One of the factors promoting excess cortisol production is intestinal irritation, causing absorption of endotoxin and serotonin. Fermentable fibers (including pectins and fructooligosaccharides) support the formation of bacterial toxins, and can cause animals to become anxious and aggressive. Fed to horses, some types of fiber increase the amount of serotonin circulating in the blood. Grains, beans, and other seeds contain fermentable fibers that can promote intestinal irritation.
– Overdose with the serotonin reuptake inhibitors, or with 5-hydroxytryptophan [or 5-HTP], which has effects similar to serotonin, can cause the sometimes fatal “serotonin syndrome.” Symptoms can include tremors, altered consciousness, poor coordination, cardiovascular disturbances, and seizures. Treatment with anti-serotonin drugs can alleviate the symptoms and usually can prevent death.
– The high serotonin syndrome has been reported in users of St. John’s wort as an antidepressant.

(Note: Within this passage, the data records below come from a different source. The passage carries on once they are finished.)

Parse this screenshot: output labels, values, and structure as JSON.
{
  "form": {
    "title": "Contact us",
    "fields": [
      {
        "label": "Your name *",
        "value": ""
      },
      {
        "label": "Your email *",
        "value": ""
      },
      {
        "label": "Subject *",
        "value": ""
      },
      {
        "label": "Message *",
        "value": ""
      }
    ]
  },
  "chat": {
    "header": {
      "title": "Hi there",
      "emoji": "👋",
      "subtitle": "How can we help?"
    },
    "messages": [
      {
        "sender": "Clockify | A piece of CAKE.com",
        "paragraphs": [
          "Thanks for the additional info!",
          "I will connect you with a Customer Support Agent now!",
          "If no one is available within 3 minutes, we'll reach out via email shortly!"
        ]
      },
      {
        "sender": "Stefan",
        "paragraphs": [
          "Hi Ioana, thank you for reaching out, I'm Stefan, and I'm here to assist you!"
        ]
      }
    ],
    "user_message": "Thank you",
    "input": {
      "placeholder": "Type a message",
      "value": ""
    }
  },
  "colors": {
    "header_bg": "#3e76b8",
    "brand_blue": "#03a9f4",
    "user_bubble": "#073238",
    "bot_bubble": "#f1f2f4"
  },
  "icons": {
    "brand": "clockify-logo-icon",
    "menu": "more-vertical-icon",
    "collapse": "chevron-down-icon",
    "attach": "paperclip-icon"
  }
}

– Although several amino acids can be acutely or chronically toxic, even lethal, when too much is eaten, tryptophan is the only amino acid that is also carcinogenic. (It can also produce a variety of toxic metabolites, and it is very susceptible to damage by radiation.) Since tryptophan is the precursor of serotonin, the amount of tryptophan in the diet can have important effects on the way the organism responds to stress, and the way it develops, adapts, and ages.
– Decreasing tryptophan or decreasing serotonin improves learning and alertness, while increased serotonin impairs learning.
– Serotonin’s contribution to high blood pressure is well established. It activates the adrenal cortex both directly and through activation of the pituitary. It stimulates the production of both cortisol and aldosterone.